Why not somewhere everyone can see it? She tugs down the sleeves on her shirt and extends her right hand. “When I meet people and shake their hand, I want them to see me, not just Gemma the Olympic swimmer.” Though that she is once more this summer after qualifying for Britain in March.
The pain of the work being undertaken to be back at her best in time for her swansong is balanced by the pleasure two hours spent teaching toddlers to swim until 7pm in the Gators programme run by Wilby’s wife. As Spofforth enthuses the kids with praise for their “pencils and pancakes” (a metaphor for swimming with hands together, arms outstretched and as flat as you can), Jill Wilby tells me: “I wish I had a dozen like her. She has a natural instinct, the kids and the parents just love her.”
“I just love it,” says Spofforth. “There’s a moment when their arm comes out of the water for the first time. I can't help but smile. It gives me an amazing energy inside.” It is her future: when the post-graduate course is done, she intends to take up an offer of work in Colorado Springs with a non-profit organisation that works with underprivileged and troubled children.
All smiles as she sits on the terrace in the backyard of the house she bought and shares with Marra, another crisis counsellor, former Gators swimmer Ana-Liisa Pold, of Lithuania, and their fellow Gator, Nelle Glasser, Spofforth says: “Everything started to fall into place in March after I made the team. I returned home to find that I’d got the post-grad place I’d applied for." A doctorate in psychology and counselling gets underway on August 22, "leaving little time for me to mope after London".
Whatever happens in London, the biggest tribute to her and fellow Gator Olympic and world champion Ryan Lochte, says Troy, is that “there is very very little envy or no disgruntlement towards them because of their success because their work ethic is so high and their approach to other people has been so good”.

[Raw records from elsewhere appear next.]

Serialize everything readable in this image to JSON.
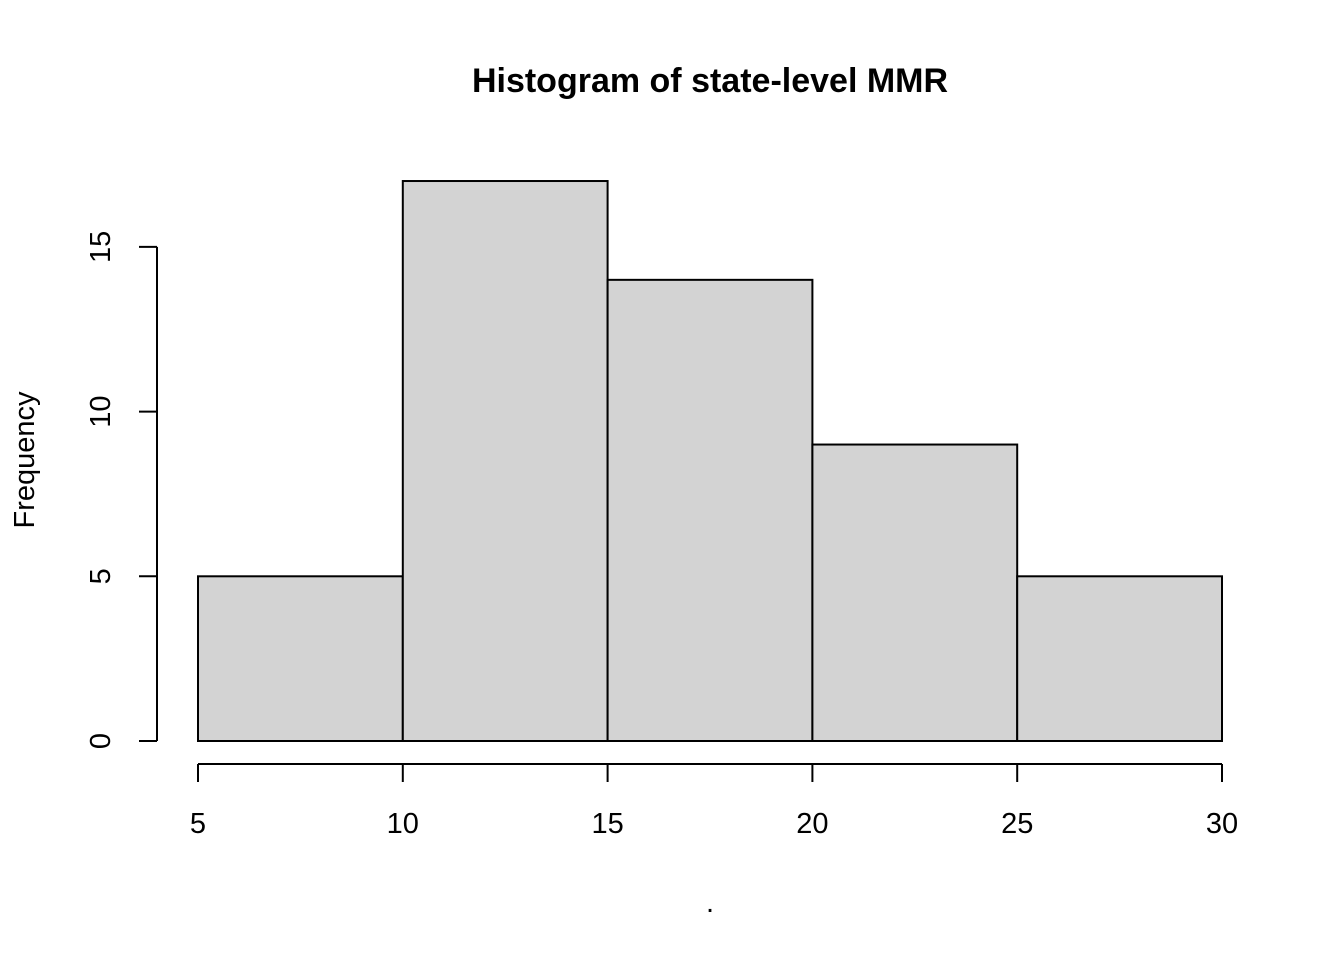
{
  "colors": {
    "bar_fill": "#d3d3d3",
    "bar_stroke": "#000000",
    "axis": "#000000",
    "background": "#ffffff"
  },
  "chart_data": {
    "type": "bar",
    "subtype": "histogram",
    "title": "Histogram of state-level MMR",
    "xlabel": ".",
    "ylabel": "Frequency",
    "bins": [
      {
        "start": 5,
        "end": 10,
        "count": 5
      },
      {
        "start": 10,
        "end": 15,
        "count": 17
      },
      {
        "start": 15,
        "end": 20,
        "count": 14
      },
      {
        "start": 20,
        "end": 25,
        "count": 9
      },
      {
        "start": 25,
        "end": 30,
        "count": 5
      }
    ],
    "xlim": [
      5,
      30
    ],
    "ylim": [
      0,
      17
    ],
    "x_ticks": [
      5,
      10,
      15,
      20,
      25,
      30
    ],
    "y_ticks": [
      0,
      5,
      10,
      15
    ],
    "grid": false,
    "legend": "none"
  }
}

Lochte sees Spofforth an an inspiration: “The things that she's had to overcome in her life really made me look up to her. Its just amazing when you lose a loved one like that and still be driven and determined to go out there and do your best. It’s pretty amazing. I can always talk to her no matter what - about anything. She's been a really good friend of mine."

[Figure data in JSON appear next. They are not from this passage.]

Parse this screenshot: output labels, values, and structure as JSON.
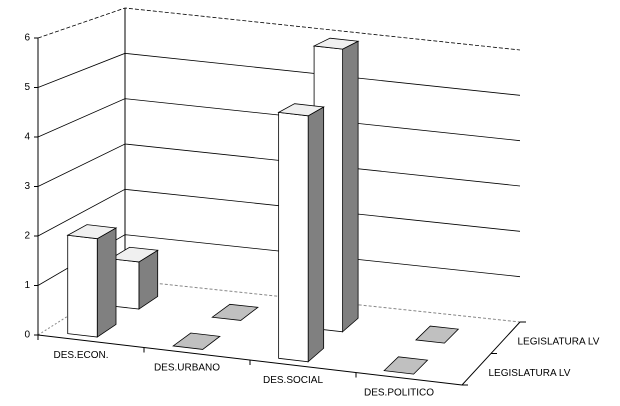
{
  "chart_data": {
    "type": "bar3d",
    "categories": [
      "DES.ECON.",
      "DES.URBANO",
      "DES.SOCIAL",
      "DES.POLITICO"
    ],
    "series": [
      {
        "name": "LEGISLATURA  LV",
        "color": "#ffffff",
        "values": [
          2,
          0,
          5,
          0
        ]
      },
      {
        "name": "LEGISLATURA  LV",
        "color": "#ffffff",
        "values": [
          1,
          0,
          6,
          0
        ]
      }
    ],
    "ylim": [
      0,
      6
    ],
    "yticks": [
      0,
      1,
      2,
      3,
      4,
      5,
      6
    ],
    "grid": true
  }
}
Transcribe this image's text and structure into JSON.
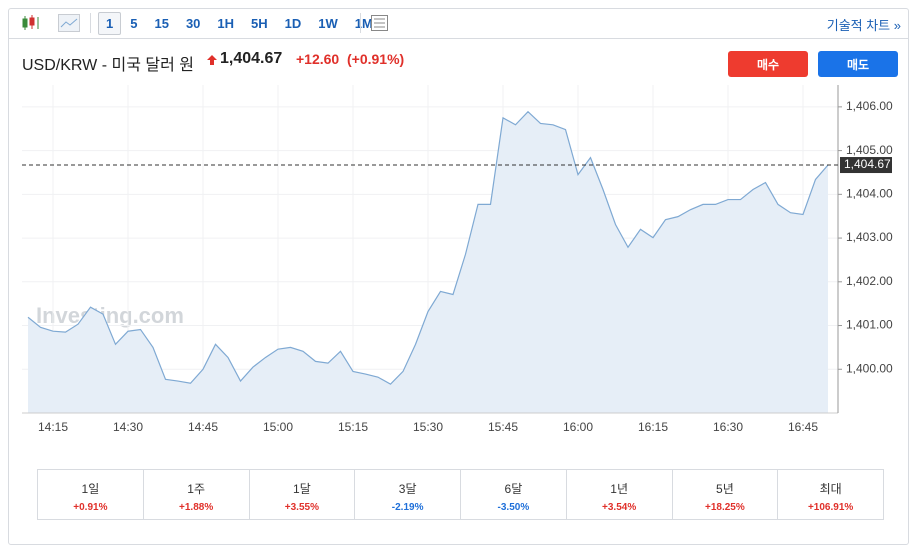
{
  "toolbar": {
    "intervals": [
      "1",
      "5",
      "15",
      "30",
      "1H",
      "5H",
      "1D",
      "1W",
      "1M"
    ],
    "link": "기술적 차트 »"
  },
  "header": {
    "title": "USD/KRW - 미국 달러 원",
    "price": "1,404.67",
    "change": "+12.60",
    "change_pct": "(+0.91%)"
  },
  "buttons": {
    "buy": "매수",
    "sell": "매도"
  },
  "chart_data": {
    "type": "line",
    "watermark": "Investing.com",
    "color": "#7fa9d3",
    "grid": true,
    "categories": [
      null,
      null,
      "14:15",
      null,
      null,
      null,
      null,
      null,
      "14:30",
      null,
      null,
      null,
      null,
      null,
      "14:45",
      null,
      null,
      null,
      null,
      null,
      "15:00",
      null,
      null,
      null,
      null,
      null,
      "15:15",
      null,
      null,
      null,
      null,
      null,
      "15:30",
      null,
      null,
      null,
      null,
      null,
      "15:45",
      null,
      null,
      null,
      null,
      null,
      "16:00",
      null,
      null,
      null,
      null,
      null,
      "16:15",
      null,
      null,
      null,
      null,
      null,
      "16:30",
      null,
      null,
      null,
      null,
      null,
      "16:45",
      null,
      null
    ],
    "values": [
      1401.19,
      1400.96,
      1400.87,
      1400.85,
      1401.03,
      1401.42,
      1401.26,
      1400.57,
      1400.87,
      1400.91,
      1400.5,
      1399.77,
      1399.73,
      1399.68,
      1400.0,
      1400.57,
      1400.27,
      1399.73,
      1400.05,
      1400.27,
      1400.46,
      1400.5,
      1400.41,
      1400.18,
      1400.14,
      1400.41,
      1399.95,
      1399.89,
      1399.82,
      1399.66,
      1399.95,
      1400.57,
      1401.32,
      1401.78,
      1401.71,
      1402.63,
      1403.77,
      1403.77,
      1405.75,
      1405.59,
      1405.89,
      1405.62,
      1405.59,
      1405.48,
      1404.45,
      1404.84,
      1404.11,
      1403.31,
      1402.79,
      1403.2,
      1403.01,
      1403.42,
      1403.49,
      1403.65,
      1403.77,
      1403.77,
      1403.88,
      1403.88,
      1404.11,
      1404.27,
      1403.77,
      1403.58,
      1403.54,
      1404.34,
      1404.67
    ],
    "ylim": [
      1399,
      1406.5
    ],
    "yticks": [
      {
        "value": 1400,
        "label": "1,400.00"
      },
      {
        "value": 1401,
        "label": "1,401.00"
      },
      {
        "value": 1402,
        "label": "1,402.00"
      },
      {
        "value": 1403,
        "label": "1,403.00"
      },
      {
        "value": 1404,
        "label": "1,404.00"
      },
      {
        "value": 1405,
        "label": "1,405.00"
      },
      {
        "value": 1406,
        "label": "1,406.00"
      }
    ],
    "last_price": {
      "value": 1404.67,
      "label": "1,404.67"
    }
  },
  "performance": {
    "periods": [
      "1일",
      "1주",
      "1달",
      "3달",
      "6달",
      "1년",
      "5년",
      "최대"
    ],
    "changes": [
      "+0.91%",
      "+1.88%",
      "+3.55%",
      "-2.19%",
      "-3.50%",
      "+3.54%",
      "+18.25%",
      "+106.91%"
    ]
  }
}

Many a day in Gainesville ends for Spofforth with a walk with her dog Dekker to a nearby lake dotted with the watchful eyes of alligators. She points out the bench and a small bridge where she would often sit and sob after her mum died. “It’s a peaceful place for me now. I feel she’s here with me. I get strength and happiness from that.”

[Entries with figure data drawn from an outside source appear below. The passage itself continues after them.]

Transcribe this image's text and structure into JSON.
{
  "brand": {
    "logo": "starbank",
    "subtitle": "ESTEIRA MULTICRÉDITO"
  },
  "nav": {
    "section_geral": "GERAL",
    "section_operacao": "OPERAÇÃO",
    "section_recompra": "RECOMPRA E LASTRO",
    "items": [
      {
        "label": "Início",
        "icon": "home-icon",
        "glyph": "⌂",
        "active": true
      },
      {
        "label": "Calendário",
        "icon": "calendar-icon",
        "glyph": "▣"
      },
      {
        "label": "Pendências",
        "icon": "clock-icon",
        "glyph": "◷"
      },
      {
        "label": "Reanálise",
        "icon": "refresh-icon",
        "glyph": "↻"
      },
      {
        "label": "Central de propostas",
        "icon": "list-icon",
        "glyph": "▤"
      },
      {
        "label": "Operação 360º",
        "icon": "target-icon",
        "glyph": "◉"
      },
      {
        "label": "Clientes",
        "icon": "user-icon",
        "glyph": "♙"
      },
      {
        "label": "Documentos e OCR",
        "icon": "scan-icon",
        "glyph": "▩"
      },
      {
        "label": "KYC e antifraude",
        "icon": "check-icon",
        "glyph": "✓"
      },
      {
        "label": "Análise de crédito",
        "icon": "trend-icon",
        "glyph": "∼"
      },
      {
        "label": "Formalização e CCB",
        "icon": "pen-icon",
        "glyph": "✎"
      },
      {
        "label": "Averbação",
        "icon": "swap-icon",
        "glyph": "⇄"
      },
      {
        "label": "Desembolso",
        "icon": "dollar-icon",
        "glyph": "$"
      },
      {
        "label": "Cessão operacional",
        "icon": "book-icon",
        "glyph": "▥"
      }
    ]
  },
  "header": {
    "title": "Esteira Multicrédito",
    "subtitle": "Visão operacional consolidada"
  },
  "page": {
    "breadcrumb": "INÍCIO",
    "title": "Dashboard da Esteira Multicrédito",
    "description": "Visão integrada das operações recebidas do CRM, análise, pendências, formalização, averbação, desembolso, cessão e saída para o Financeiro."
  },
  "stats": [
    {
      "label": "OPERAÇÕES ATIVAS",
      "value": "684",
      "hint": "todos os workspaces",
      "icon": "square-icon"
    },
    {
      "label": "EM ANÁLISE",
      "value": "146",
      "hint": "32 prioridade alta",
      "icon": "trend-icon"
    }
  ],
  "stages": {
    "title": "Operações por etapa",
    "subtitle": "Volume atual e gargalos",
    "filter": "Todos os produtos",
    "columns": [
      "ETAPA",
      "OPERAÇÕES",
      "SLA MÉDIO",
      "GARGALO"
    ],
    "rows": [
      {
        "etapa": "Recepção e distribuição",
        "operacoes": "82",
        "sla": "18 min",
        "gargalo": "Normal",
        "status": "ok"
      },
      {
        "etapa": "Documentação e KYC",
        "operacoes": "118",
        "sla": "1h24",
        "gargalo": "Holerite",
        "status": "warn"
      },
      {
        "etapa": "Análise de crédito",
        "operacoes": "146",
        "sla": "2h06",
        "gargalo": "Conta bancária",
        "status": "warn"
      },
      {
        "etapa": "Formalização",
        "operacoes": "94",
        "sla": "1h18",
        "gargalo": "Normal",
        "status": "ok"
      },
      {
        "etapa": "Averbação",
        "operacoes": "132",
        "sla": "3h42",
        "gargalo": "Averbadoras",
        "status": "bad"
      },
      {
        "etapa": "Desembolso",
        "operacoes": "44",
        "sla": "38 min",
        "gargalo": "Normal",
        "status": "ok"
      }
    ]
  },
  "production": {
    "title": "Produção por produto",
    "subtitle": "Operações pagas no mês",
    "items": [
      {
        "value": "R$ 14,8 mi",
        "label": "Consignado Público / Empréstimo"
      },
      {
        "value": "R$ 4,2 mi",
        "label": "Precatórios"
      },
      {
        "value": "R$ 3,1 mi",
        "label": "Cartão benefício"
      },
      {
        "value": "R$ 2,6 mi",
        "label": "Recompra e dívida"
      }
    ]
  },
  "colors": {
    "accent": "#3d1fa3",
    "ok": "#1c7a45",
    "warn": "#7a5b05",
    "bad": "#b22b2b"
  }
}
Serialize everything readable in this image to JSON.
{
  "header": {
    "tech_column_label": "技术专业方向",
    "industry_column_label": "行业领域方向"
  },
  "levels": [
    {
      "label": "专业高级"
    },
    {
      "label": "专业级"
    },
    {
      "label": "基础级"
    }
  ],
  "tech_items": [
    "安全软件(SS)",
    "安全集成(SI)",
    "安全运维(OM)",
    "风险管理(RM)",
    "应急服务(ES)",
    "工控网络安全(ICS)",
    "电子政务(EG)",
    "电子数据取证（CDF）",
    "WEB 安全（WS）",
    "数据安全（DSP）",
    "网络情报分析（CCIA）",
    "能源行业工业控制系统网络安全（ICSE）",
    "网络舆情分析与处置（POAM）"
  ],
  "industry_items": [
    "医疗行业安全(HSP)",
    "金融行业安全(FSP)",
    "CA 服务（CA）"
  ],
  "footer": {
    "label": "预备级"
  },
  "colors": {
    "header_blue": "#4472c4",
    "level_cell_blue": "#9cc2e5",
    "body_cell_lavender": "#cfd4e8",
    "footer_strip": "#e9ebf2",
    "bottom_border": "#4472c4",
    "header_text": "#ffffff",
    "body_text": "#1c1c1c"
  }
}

Friend and sports psychologist Spencer Wood told her recently: “You don't need to be thinking about what's happened, what's gone on in the last two years, you don't need to think about not having touched the wall first in the last two years or whether you'll touch the wall first at the Olympics.” As Lochte puts it: "It's all about the here and now. You can't control what happened and you can't tell what's gonna come but you can live your life right here and now and have fun. That's the only thing."
"I don't need to feel like you have to climb several mountains in one go," says Spofforth before breaking into laughter and adding: “Though I intend to do something like that if we can find the sponsors.” An ascent of the seven great peaks is planned with fellow Gator Jackson Leonard and others.
It must wait until 2015: Spofforth learned during my visit that she has been granted the scholarship she needed for her post-graduate future. Beaming, she turned to Wilby and said: “Get me to Everest… I could skip right up it now”. First there is the matter of skipping up the Olympic podium - although just being in the pool will, in truth, be a towering triumph for the swimmer and those who have supported her.